Bilindiği üzere, 4688 Sayılı Kamu Görevlileri Sendikalar Kanununda değişiklik yapılarak, "Kamu Görevlileri Sendikaları ve Toplu Sözleşme Kanunu" adını alarak yenilenmiştir. Bize göre sadece ismi yenilenen 4688 Sayılı Kanunun içeriğinde yapılan değişiklikler kamu çalışanlarını tatmin etmekten uzaktır.
Bu yıl yapılacak olan ve eski adı "Toplu Görüşme" yeni adı "Toplu Sözleşme" olan görüşmelerin daha önce yapılan toplu görüşmelerden farksız olacaktır. Çünkü masanın etrafından talepler için toplanan tarafların güç dengesi kamu işveren heyeti lehinedir. Tarafların anlaşamaması durumunda son ve kesin kararı Kamu Görevlileri Hakem Kurulu verecektir.
Kamu çalışanlarının mali ve sosyal haklarının belirleyecek olan "Kamu Görevlileri Hakem Kurulu" 11 üyeden oluşmaktadır. 11 üyeli Kamu Görevlileri Hakem Kurulunun 3 üyesini Bakanlar Kurulu, 4 Üyesini Kamu İşveren Heyeti ve 4 Üyesini ise Konfederasyonlar ve Sendikalar belirlemektedir. Kamu Çalışanlarının kaderini belirleyecek 11 üyeden sadece 4'ünü Konfederasyonlar ve sendikalar seçebilecektir.
Bu durum daha önceki yıllarda yapılan toplu görüşmelerden farksız bir durumdur. Tek fark son sözü eski yasada hükümet söylerdi. Şimdi ise hükümet adına "Kamu Görevlileri Hakem Kurulu" söyleyecektir. Kamu çalışanlarının örgütlü sesi olan konfederasyonlar ve sendikaların yetkili ama etkisiz yapısı devam etmektedir.

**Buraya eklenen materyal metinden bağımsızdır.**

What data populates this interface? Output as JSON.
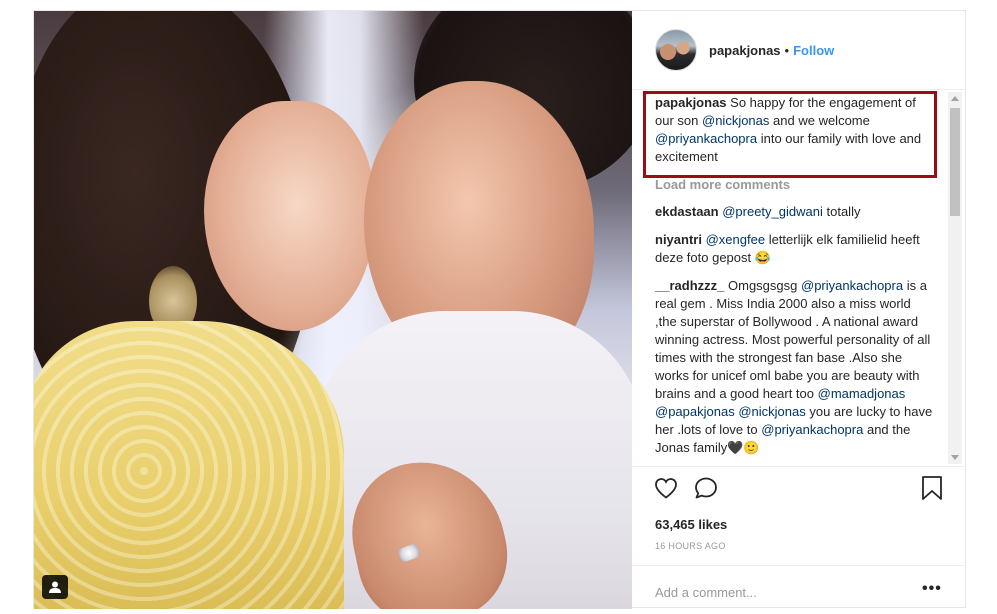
{
  "post": {
    "username": "papakjonas",
    "separator": "•",
    "follow_label": "Follow",
    "caption": {
      "user": "papakjonas",
      "text_1": "So happy for the engagement of our son",
      "mention_1": "@nickjonas",
      "text_2": "and we welcome",
      "mention_2": "@priyankachopra",
      "text_3": "into our family with love and excitement"
    },
    "load_more_label": "Load more comments",
    "comments": [
      {
        "user": "ekdastaan",
        "mention": "@preety_gidwani",
        "text": "totally"
      },
      {
        "user": "niyantri",
        "mention": "@xengfee",
        "text": "letterlijk elk familielid heeft deze foto gepost 😂"
      },
      {
        "user": "__radhzzz_",
        "t1": "Omgsgsgsg",
        "m1": "@priyankachopra",
        "t2": "is a real gem . Miss India 2000 also a miss world ,the superstar of Bollywood . A national award winning actress. Most powerful personality of all times with the strongest fan base .Also she works for unicef oml babe you are beauty with brains and a good heart too",
        "m2": "@mamadjonas",
        "m3": "@papakjonas",
        "m4": "@nickjonas",
        "t3": "you are lucky to have her .lots of love to",
        "m5": "@priyankachopra",
        "t4": "and the Jonas family🖤🙂"
      }
    ],
    "likes": "63,465 likes",
    "time": "16 HOURS AGO",
    "add_comment_placeholder": "Add a comment...",
    "more_options": "•••"
  },
  "icons": [
    "heart-icon",
    "comment-icon",
    "bookmark-icon",
    "user-tag-icon",
    "more-options-icon"
  ],
  "colors": {
    "follow": "#3897f0",
    "mention": "#003569",
    "highlight": "#9b0c16",
    "muted": "#999999"
  }
}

Oysaki, tüm gerçekler çarpıtılarak kamu çalışanlarının haklı talepleri yıllardır bu oyunlarla ötelenmektedir. Avrupa İnsan Hakları Mahkemesi Kararları ve ILO Kuralları açık ve net olarak memurun grev hakkı olduğunu açıkca ortaya koymuştur. Hatta uluslar arası çalışma hukuku memurların grev hakkını tanımaktadır. Anayasamızın 90 maddesinde ise uluslar arası anlaşmaların kanun hükmünde olduğunu, bu anlaşmalar hakkında anayasaya aykırılık iddiasında bulunulmayacağı ve anayasa mahkemesine götürülemeyeceği, hatta anlaşmazlık durumu söz konusu olduğunda uluslar arası anlaşma hükümlerinin esas alınacağı hükmü yer almaktadır.
Bu noktada, kamu çalışanlarının uluslar arası antlaşmalardan doğan ve çalışma hayatının olmazsa olmaz hakkı olan GREV hakkının meşru zeminde talep edilmesi kadar doğal bir durum olamaz. Toplu Sözleşme görüşmelerinde konfederasyon ve sendikaların yüzlerce talep içeren klasörlerle masaya oturmak yerine, GREV HAKKINI talep eden tek maddeyle masaya oturmaları zorunlu hale gelmiştir.
Tüm Konfederasyonların ve Sendikaların Tek Madde "GREV HAKKI" ile Toplu Sözleşme Masasına oturması hayal gibi görünsede... bellimi olur, "Hayaller Bir Gün Gerçek Olur!"